Wednesday, January 17, 2007

Work for 4 months, get paid for 16

...nice work if you can get it.

The Edmonton Public School Board recently dismissed their new Superintendent, Lyall Thomson (left), after less than four and a half months on the job.

Mr. Thomson smartly negotiated (for him, not for taxpayers) an escape clause in his employment contract that allows either side to terminate the contract with no-fault being assigned.

In the case that he pulls the chute, he has to give six months notice.

In the case the public school board exercises the clause, they have to give 365 days notice or severance in lieu.

With no notice given by the school board, Mr. Thomson now receives 365 days worth of severance, totalling his one year salary of $179,000.

So the Edmonton Public School Board has not only paid Mr. Thompson $64,734.25 for his little over four months of work, but now will pay him an additional $179,000 to leave.

Totalling $243,734.25.

That's pretty generous pay for so little work.

In fact...

It works out to:
$55,394.18 per month or
$2,738.59 per work day (assuming he didn't work weekends or stat holidays) or
$342.32 per work hour (assuming 5 day work weeks and 8 hour work days)

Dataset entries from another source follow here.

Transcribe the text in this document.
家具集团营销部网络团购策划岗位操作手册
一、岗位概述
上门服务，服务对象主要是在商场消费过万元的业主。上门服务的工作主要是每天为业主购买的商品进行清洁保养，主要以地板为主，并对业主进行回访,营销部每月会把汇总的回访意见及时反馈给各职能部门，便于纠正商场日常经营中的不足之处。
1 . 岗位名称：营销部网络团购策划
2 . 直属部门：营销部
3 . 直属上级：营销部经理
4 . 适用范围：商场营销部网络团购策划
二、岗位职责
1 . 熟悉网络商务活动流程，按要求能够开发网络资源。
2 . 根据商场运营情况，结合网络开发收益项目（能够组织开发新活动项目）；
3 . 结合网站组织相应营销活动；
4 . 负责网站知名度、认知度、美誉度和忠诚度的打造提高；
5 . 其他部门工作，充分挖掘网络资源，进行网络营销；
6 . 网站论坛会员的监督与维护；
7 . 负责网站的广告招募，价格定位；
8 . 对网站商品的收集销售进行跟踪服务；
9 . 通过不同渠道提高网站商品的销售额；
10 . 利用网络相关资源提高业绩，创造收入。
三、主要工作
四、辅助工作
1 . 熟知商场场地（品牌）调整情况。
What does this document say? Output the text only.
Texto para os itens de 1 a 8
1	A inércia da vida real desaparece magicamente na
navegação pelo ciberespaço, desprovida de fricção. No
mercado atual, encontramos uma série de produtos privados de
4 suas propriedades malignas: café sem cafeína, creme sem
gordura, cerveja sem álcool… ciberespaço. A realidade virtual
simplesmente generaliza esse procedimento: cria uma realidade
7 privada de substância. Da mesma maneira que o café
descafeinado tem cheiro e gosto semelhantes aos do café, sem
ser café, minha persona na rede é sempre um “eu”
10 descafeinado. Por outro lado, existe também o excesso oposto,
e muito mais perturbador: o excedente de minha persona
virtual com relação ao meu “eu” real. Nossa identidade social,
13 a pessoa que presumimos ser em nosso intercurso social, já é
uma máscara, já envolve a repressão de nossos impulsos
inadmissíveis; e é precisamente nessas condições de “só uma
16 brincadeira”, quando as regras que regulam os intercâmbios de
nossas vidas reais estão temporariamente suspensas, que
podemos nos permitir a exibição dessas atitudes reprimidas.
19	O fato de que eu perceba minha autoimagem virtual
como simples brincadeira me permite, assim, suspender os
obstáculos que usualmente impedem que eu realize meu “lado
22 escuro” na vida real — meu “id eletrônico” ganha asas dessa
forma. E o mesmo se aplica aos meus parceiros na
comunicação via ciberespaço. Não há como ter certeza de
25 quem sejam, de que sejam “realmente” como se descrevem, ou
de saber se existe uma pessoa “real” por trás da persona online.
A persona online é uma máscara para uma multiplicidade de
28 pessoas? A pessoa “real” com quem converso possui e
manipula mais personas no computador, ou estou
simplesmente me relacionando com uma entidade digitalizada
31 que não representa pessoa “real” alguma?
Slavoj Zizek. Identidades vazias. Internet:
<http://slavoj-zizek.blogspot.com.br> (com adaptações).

And just to rub some salt in the taxpayer wound, the no-fault clause doesn't allow the School Board to explain why they are even terminating him.

Perhaps his employment contract didn't allow it, but why didn't the school board demote this guy to "head vomit cleaner" on the custodial staff, and then give him his 365 days notice? Worst case scenario, he's the highest paid janitor in the division. Best case, he files his own 6 month notice and quits. At least taxpayers would be getting something for their extra $179,000.

Oh, and I almost forgot, the School Board paid a personnel firm, Davies Park, $77,500 in fees and disbursements to find this four-month Superintendent.